Stadium lighting for the North Shore High School field is listed as a part of the reserve and is estimated to cost roughly $1.5 million. Talks of stadium lights took off in October 2019, after which a task force of 39 people, which includes district staff, residents, civics leaders and more, was formed to research such a project.

Last month, the district sent out a community-wide survey to gauge public interest in stadium lighting, which concluded March 24. According to Giarrizzo, roughly 88 percent of the 1,055 responses to the survey favored stadium lighting, which could be used for a variety of sports and other programming.

Senior Jack Ledden, who plays wide receiver and safety for the NSHS football team, said stadium lighting would benefit students, as athletes would love it and it would enhance school spirit.

“I feel like it would be great thing for the school,” Ledden said. “You always dream about playing under the lights in front of all your friends and family on Fridays, and we just haven’t had the opportunity to do that.”

Ledden said almost all of the team’s games are played during the day.

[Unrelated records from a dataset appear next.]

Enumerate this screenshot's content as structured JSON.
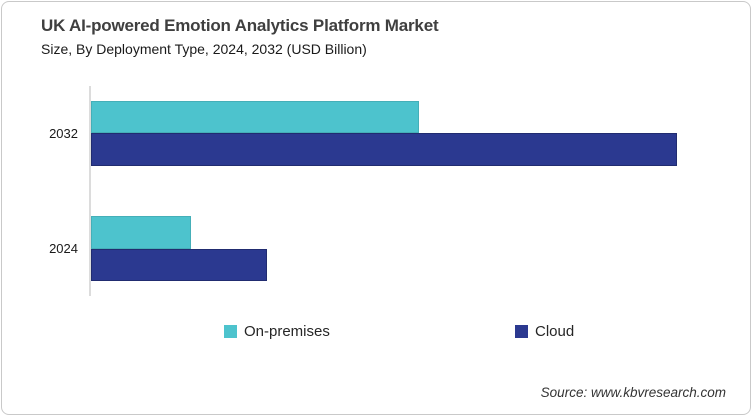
{
  "card": {
    "title": "UK AI-powered Emotion Analytics Platform Market",
    "subtitle": "Size, By Deployment Type, 2024, 2032 (USD Billion)",
    "source": "Source: www.kbvresearch.com"
  },
  "colors": {
    "on_premises": "#4DC3CD",
    "cloud": "#2B3990",
    "card_border": "#C9C9C9",
    "axis_line": "#DCDCDC",
    "title_text": "#3F3F3F",
    "body_text": "#1A1A1A"
  },
  "chart_data": {
    "type": "bar",
    "orientation": "horizontal",
    "title": "UK AI-powered Emotion Analytics Platform Market Size, By Deployment Type, 2024, 2032 (USD Billion)",
    "xlabel": "",
    "ylabel": "",
    "units": "USD Billion",
    "value_scale": "relative estimate — chart displays no numeric axis ticks or data labels; values normalized so Cloud 2032 = 1.0",
    "categories": [
      "2032",
      "2024"
    ],
    "series": [
      {
        "name": "On-premises",
        "color": "#4DC3CD",
        "values": [
          0.56,
          0.17
        ]
      },
      {
        "name": "Cloud",
        "color": "#2B3990",
        "values": [
          1.0,
          0.3
        ]
      }
    ],
    "xlim": [
      0,
      1.058
    ],
    "grid": false,
    "legend_position": "bottom"
  }
}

Night games have only been able to take place at Mitchel Field in Uniondale or in opposing teams’ stadiums. Those games are “awesome,” he said, but he wishes he could see more NSHS fans, as opposed to people rooting for their opponents.

“Day games are great, but there’s nothing like football or any other sport under the lights…It would bring the North Shore community together,” Ledden said. “Especially with the hard times recently for everyone, it would be something for everyone to enjoy.”

Several community members, most of whom said they live near the field, wrote in to say that they did not approve of stadium lighting, citing reasons such as noise and light pollution, tailgating, inadequate security and an irresponsible use of taxpayer money. One resident, Roseann McMahon, said members of the North Shore Coalition Against Substance Abuse believe stadium lighting could bring loitering and substance abuse to the area. However, CASA President Alison Camardella said the organization has not taken a position on the issue.

Trustee Marianne Russo said the opposite would likely be the case. Night games would give students something to do on certain nights, she said, which would dissuade them from drinking or doing drugs.

If stadium lights were to be installed, the district would use LED lighting, Giarrizzo said, which reduces light pollution by up to 90 percent when compared to most other means of lighting. He added that lights would only be on during events.